Bitcoin’s recent surge has reignited optimism about the potential of the blockchain technology that supports cryptocurrencies, sparking visions of a future where it revolutionizes industries like real estate, bond markets, and more.
One of the key trends this year is tokenization—the process of creating digital versions of physical assets on a blockchain. This concept has become a buzzword in both traditional and crypto finance sectors. The excitement is reminiscent of past enthusiasm surrounding blockchain applications, such as using it to track supply chains or digitize stocks, ideas that ultimately failed to meet expectations.
For years, tokenization of real-world assets, beyond stablecoins, has struggled to gain momentum. Only around 67,530 entities—primarily institutional investors—hold tokenized assets outside of stablecoins, representing a minuscule 0.003% of the global asset value. Many companies working in the space are on the verge of collapse, according to Opimas research.
A key factor in this struggle has been the US regulatory environment, which has been unfavorable to crypto and blockchain ventures. For years, regulators warned banks to avoid the risks associated with crypto, lumping tokenized assets with cryptocurrencies that they deemed to be inherently risky. As a result, financial institutions largely stayed away from blockchain-based innovations, focusing instead on other areas like artificial intelligence.
However, change is underway. With President-elect Donald Trump’s push for a more crypto-friendly regulatory approach, and BlackRock—the world’s largest asset manager—launching a tokenized money-market fund this year, others are beginning to follow suit.
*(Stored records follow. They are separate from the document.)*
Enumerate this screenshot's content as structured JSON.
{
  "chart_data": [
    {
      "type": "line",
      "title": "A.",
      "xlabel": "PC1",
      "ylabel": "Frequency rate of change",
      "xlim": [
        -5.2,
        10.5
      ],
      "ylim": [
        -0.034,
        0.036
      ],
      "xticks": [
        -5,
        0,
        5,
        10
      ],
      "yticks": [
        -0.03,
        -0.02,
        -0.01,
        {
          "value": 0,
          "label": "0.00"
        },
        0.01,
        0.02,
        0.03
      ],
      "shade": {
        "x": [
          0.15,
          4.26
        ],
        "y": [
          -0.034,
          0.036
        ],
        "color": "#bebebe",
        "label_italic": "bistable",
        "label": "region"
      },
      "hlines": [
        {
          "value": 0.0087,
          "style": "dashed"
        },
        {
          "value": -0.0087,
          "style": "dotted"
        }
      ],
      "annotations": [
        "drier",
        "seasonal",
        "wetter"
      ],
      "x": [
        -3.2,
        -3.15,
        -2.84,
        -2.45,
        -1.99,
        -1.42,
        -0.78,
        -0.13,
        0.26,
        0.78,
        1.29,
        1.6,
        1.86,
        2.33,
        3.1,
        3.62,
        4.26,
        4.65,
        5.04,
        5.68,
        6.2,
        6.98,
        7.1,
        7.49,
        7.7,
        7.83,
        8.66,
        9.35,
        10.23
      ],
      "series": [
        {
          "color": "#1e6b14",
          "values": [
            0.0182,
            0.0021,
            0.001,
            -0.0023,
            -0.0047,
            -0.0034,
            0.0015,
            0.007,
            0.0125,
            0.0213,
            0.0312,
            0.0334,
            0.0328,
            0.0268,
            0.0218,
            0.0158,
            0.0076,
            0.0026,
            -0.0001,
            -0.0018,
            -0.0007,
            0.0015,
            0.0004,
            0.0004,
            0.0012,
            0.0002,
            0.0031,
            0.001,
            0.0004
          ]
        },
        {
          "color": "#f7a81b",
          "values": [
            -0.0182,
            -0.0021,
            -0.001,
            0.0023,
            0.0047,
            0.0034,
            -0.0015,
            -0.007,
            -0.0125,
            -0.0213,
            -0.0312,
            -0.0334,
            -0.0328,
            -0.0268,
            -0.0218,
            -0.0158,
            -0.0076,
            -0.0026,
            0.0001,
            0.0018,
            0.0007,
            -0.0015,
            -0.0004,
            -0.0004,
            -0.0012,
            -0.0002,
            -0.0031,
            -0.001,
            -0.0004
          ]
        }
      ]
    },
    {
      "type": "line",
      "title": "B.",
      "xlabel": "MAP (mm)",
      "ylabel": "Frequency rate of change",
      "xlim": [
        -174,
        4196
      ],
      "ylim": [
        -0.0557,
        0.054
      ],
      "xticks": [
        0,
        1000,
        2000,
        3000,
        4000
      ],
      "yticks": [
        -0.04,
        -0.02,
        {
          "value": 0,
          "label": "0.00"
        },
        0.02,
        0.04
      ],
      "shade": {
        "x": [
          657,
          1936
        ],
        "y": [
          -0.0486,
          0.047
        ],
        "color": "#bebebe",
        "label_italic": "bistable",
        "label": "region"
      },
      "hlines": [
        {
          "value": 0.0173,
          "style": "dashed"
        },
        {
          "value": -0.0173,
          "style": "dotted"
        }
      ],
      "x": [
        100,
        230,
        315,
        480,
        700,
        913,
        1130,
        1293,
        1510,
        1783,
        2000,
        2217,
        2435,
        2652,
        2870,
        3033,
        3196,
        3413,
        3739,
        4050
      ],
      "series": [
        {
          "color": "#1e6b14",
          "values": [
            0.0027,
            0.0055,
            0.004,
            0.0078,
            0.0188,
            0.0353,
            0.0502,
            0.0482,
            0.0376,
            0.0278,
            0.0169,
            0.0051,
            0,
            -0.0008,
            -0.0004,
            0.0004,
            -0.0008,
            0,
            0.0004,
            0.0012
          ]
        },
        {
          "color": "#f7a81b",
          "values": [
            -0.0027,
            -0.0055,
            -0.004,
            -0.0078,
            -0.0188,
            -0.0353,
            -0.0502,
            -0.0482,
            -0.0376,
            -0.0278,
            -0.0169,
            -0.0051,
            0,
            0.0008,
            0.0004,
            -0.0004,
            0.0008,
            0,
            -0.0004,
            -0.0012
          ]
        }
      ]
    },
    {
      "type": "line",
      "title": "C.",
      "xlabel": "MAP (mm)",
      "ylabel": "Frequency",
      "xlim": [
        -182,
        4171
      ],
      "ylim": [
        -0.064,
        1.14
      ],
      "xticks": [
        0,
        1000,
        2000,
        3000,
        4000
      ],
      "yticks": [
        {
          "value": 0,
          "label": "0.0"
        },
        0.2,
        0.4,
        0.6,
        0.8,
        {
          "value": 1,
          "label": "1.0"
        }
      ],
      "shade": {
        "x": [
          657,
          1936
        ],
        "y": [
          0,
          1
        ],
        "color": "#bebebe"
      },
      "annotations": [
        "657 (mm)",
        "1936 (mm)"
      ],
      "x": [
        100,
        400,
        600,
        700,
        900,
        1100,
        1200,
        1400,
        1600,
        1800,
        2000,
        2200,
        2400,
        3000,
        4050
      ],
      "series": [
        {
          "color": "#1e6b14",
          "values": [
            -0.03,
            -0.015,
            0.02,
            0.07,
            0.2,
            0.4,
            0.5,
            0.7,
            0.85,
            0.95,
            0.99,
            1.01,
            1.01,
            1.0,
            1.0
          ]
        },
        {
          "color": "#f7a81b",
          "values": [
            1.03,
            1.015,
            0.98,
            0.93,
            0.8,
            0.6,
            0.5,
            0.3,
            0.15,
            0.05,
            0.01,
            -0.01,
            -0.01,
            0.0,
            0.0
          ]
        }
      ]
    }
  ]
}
“The landscape has shifted,” said Charlie You, co-founder of rwa.xyz. “Many players who were once hesitant are now accelerating their plans.”
A growing number of financial institutions are embracing tokenization. Visa launched a platform in October allowing banks to issue fiat-backed tokens. Tether, a major stablecoin issuer, followed suit with its own tokenization platform in November. The same month, Mastercard announced that it had integrated its token network with JPMorgan Chase’s Kinexys platform, which settles cross-border transactions on a blockchain. The system already processes around $2 billion in daily transactions, and Mastercard anticipates widespread adoption.
This shift signals a broader trend that could unlock new business models. Raj Dhamodharan, EVP of blockchain and digital assets at Mastercard, believes tokenization is here to stay. The rise of tokenized funds, especially those investing in US Treasuries, is also on the horizon. According to Boston Consulting Group, tokenized fund assets could reach $600 billion by 2030, up from around $2 billion today. The Commodity Futures Trading Commission is even exploring new guidelines for tokenized assets as collateral.
Proponents argue that tokenization can boost liquidity, reduce costs, and speed up transactions, making assets more accessible to a broader range of investors.